The courses can be built-in with curriculum as covid-19 continues to disrupt classroom studying, with no readability on reopening of faculties and academic establishments. These will make up for as a lot as 40% after all materials for a semester, and scale back stress amongst 36% of undergraduates pursuing humanities.
Keeping in thoughts the disaster, chairman of University Grants Commission (UGC) has constituted an knowledgeable committee to map the present online courses and determine gaps and develop materials as per UGC’s mannequin of choice-based credit score system of curriculum, the apex education regulator has stated in a notification.
In the primary part, UGC has proposed to develop 171 undergraduate online courses in six topics of humanities and social science like historical past, political science, commerce, sociology, public administration and anthropology, as per the notification, a replica of which has been reviewed by Mint.
The courses can be hosted on authorities’s online platform Swayam, “to enable students to virtually attend the courses taught by the best faculty…take tests and earn academic credits upto 20%, which is being extended up to 40%, of the total courses offered in a programme in a semester through the online courses.”
“In the present environment, online learning is reducing disruptions caused by the health crisis, and it is better to prepare, plan and develop courses…In the first phase competent professors and institutions will be allowed to develop courses in key areas of liberal arts, and help the large Indian college going population,” stated a authorities official, requesting anonymity.
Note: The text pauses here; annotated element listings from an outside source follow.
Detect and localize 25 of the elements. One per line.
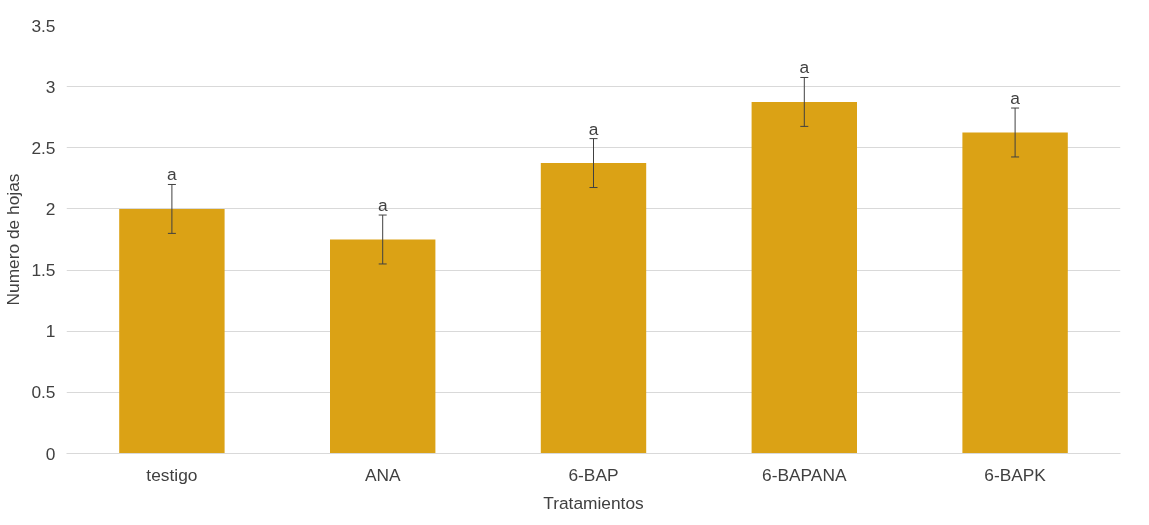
y-axis-title: Numero de hojas [3,173,24,306]
annotation: a [377,195,388,216]
y-tick-label: 1.5 [31,260,56,281]
bar [540,163,647,454]
x-tick-label: 6-BAPANA [762,464,847,485]
x-tick-label: 6-BAP [568,464,619,485]
bar [330,239,436,454]
y-tick-label: 3.5 [31,15,56,36]
y-tick-label: 0 [45,443,56,464]
y-tick-label: 3 [45,76,56,97]
bar [119,208,225,454]
annotation: a [588,118,599,139]
x-tick-label: 6-BAPK [984,464,1047,485]
y-tick-label: 2.5 [31,137,56,158]
y-tick-label: 0.5 [31,382,56,403]
x-axis-title: Tratamientos [543,492,645,513]
annotation: a [799,57,810,78]
y-tick-label: 2 [45,198,56,219]
annotation: a [1010,88,1021,109]
x-tick-label: ANA [364,464,401,485]
x-tick-label: testigo [146,464,198,485]
annotation: a [167,164,178,185]
y-tick-label: 1 [45,321,56,342]
bar [751,101,857,454]
bar [962,132,1068,454]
The plan is to step by step have an enough mixture of topics in order that college students have decisions.
The NEP has stated that the notion of a ‘knowledge of many arts’ or what in trendy occasions is usually known as the ‘liberal arts’ should be introduced again to Indian education, as it is going to a requisite for the 21st century.
Other than giving decisions to college students, the UGC in May had accepted an inner proposal that claims larger instructional establishments needs to be requested to deposit 15% of the payment collected from college students for providing courses to the federal government scheme that promotes online courses and hosts them on a devoted platform. Once they execute the plan, it will likely be income as at the moment most undergraduate college students are pursuing humanities, and campuses are closed. As per official information, at UG degree, virtually 36% of scholars are enrolled in humanities courses adopted by science (16.5%) and engineering (13.5%) streams.
“More than revenue, the move will help three things – quick response to the current disruptions, create a pool of courses which have high takers at colleges right now, and will help in inter-disciplinary learning. The pandemic offers a chance to accelerate efforts and reimagine education delivery,” the official cited above stated.